​Ahlak ve din anlayışında din kendi inanlarını muhatap alırken ahlak ise herkesi, tüm insanları kapsar. 

İnsanın ahlaklı olması dindar olmasına bağlı değildir.  Ahlak felsefesinde dinin bazı değerlendirmeleri ahlakın yaptırım gücünü zayıflatabilir.

Bir toplumda kendini dindar olarak tanımlayanların bir kısmının ahlak, adalet ve erdemle ilgisinin olmadığı da bir gerçektir. 

Yeryüzünde dinle bağlantısı olmayanların yasa dışı ve ahlak dışı yollarla elde edilen servetlerin başkalarının yoksullaşmasına sebep olduğu için durumu insanlık suçu saydıkları kaydedilmektedir. Bu inançta olanlar doğru ya da yanlış Tanrı'nın dinden bağımsız olduğunu kabul eder.

Ahlakın tarihi dinin tarihinden çok daha eskidir.  

Ortaçağda ve onu izleyen yıllarda milyonlarca insan Hıristiyanlık adına katledilmiştir. Yirminci ve 21. Yüzyılda kendini Müslüman olarak tanımlayan ve bunlar içinde Irak, Pakistan ve Afganistan'ın da yer aldığı birçok ülkede yapılan katliamlar bugün de devam etmektedir. 

Din baskısının ağır olduğu bu ülkelerde ne enteresandır ki, hırsızlık, yolsuzluk ve rüşvet hiç eksik değildir.

Öte yandan dindar oranının düşük olduğu İskandinav ülkelerde hırsızlık ve rüşvet olaylarına çok az rastlanması düşündürücü bir durum değil midir?

Bir ülkede din sorgulanamaz tabu haline getirilirse ve ahlak dinsel ahlaka indirgenirse o ülkede demokrasiden söz etmek zorlaşır. 

Yine o ülkede ahlak dinin temelinde görülüyorsa ahlak dersleri din dersleriyle birlikte veriliyorsa, yüzyıllar da geçse böyle bir ülkeye gerçek demokrasi gelemez.

İnsanları iyiliğe ve ahlaklı olmaya yönlendirmenin yolu dini baskı ile ve öte bir dünyadan sık sık bahsetmekle olmaz. 

İyi bir insan hiçbir karşılık ve baskı olmadan iyi olan ve iyilik yapan ahlaklı bireydir.

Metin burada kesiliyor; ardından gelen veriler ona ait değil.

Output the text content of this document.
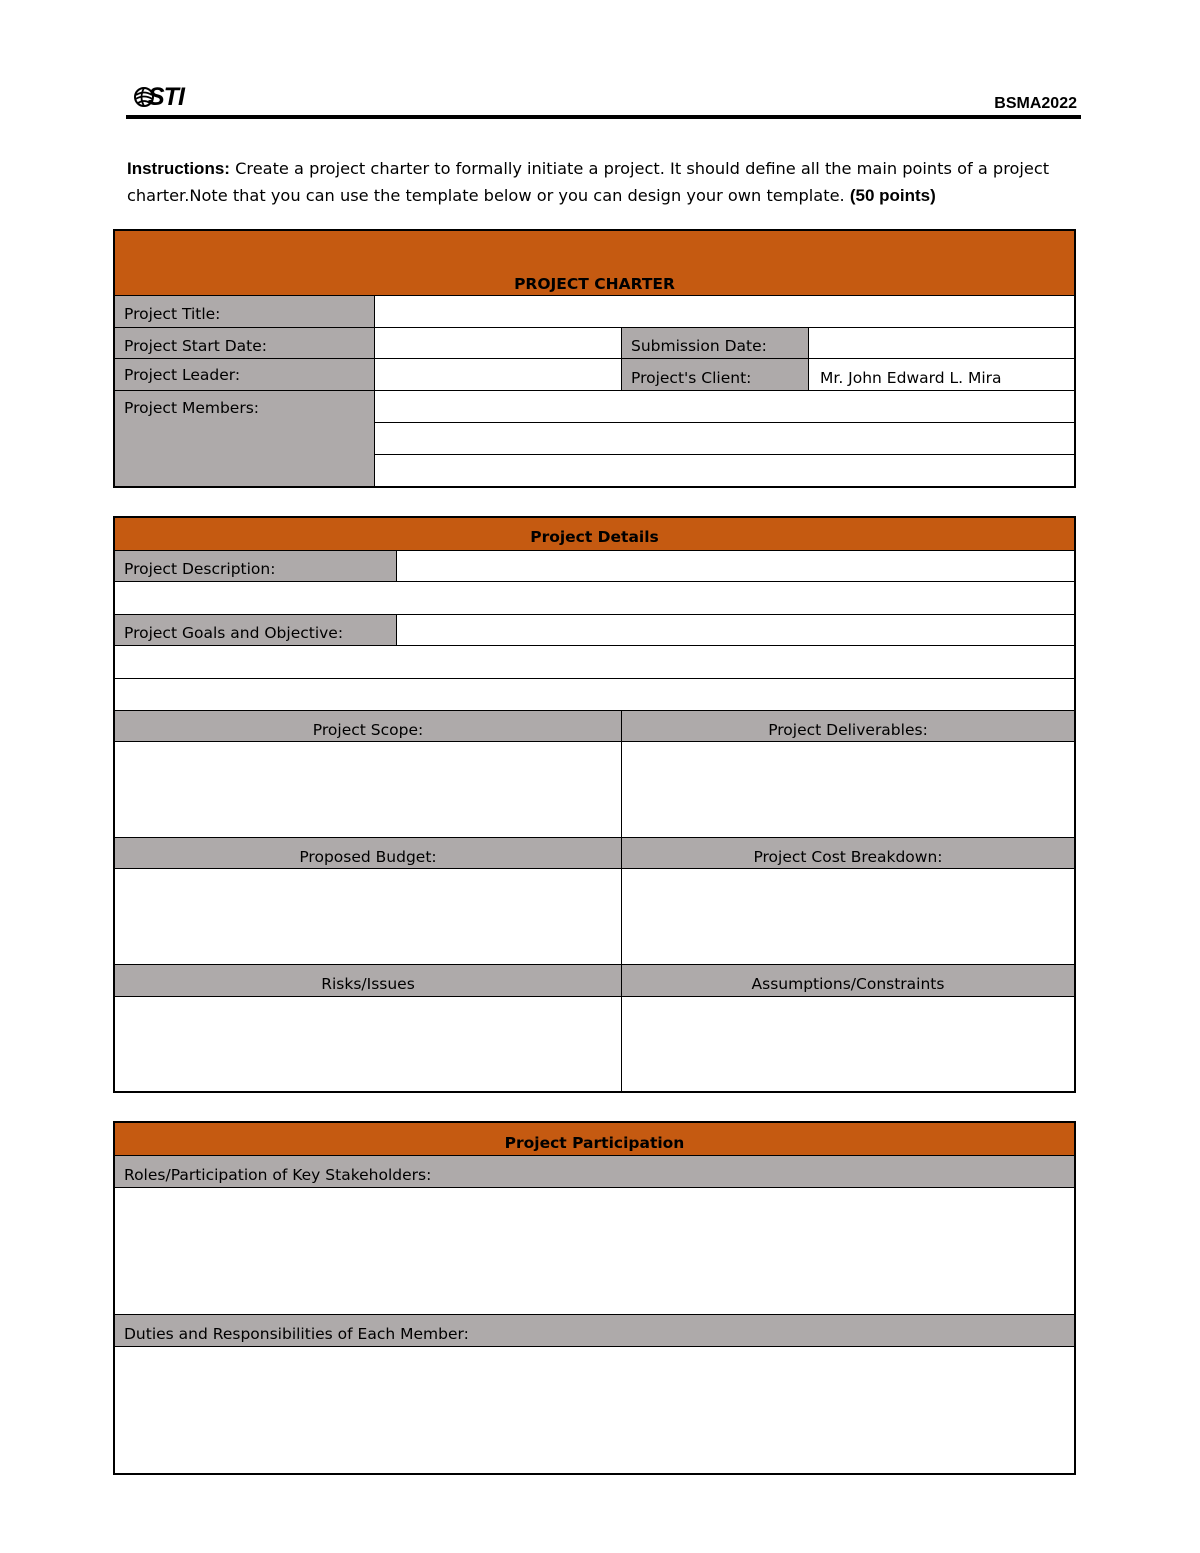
STI	BSMA2022
Instructions: Create a project charter to formally initiate a project. It should define all the main points of a project charter.Note that you can use the template below or you can design your own template. (50 points)
PROJECT CHARTER
Project Title:
Project Start Date:	Submission Date:
Project Leader:	Project's Client:	Mr. John Edward L. Mira
Project Members:
Project Details
Project Description:
Project Goals and Objective:
Project Scope:	Project Deliverables:
Proposed Budget:	Project Cost Breakdown:
Risks/Issues	Assumptions/Constraints
Project Participation
Roles/Participation of Key Stakeholders:
Duties and Responsibilities of Each Member:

Halkları yoksullaştıran nedenlerden biri onlara sürekli: 'Bu dünya değil öte dünya düşüncesinin işlenmesi ve yerleştirilmesi olabilir.'

Din ve inanç sömürüsü kullanılan ülkelerde, ülkenin devasa kaynakları kolaylıkla buharlaştırıldığı için yoksul halk bu kaynaklardan hakkı olduğu halde yararlanamaz.

Rönesansın doğudan değil de batıdan başlaması batılıların bilim, akıl, ahlak ve felsefeyle sıçrama yapmalarına ve bu unsurları yaşamlarına geçirmelerine bağlıdır.

''Öte dünya inancı olmayan insandan her türlü kötülük gelir!'' açıklamasında bulunan din görevlilerine cevap olarak şu söylenebilir.

İslam adına baş kesen, koydukları bombalarla masum insanları öldüren katil teröristlerin 'Öte Dünya İnancı' demek ki yok o zaman!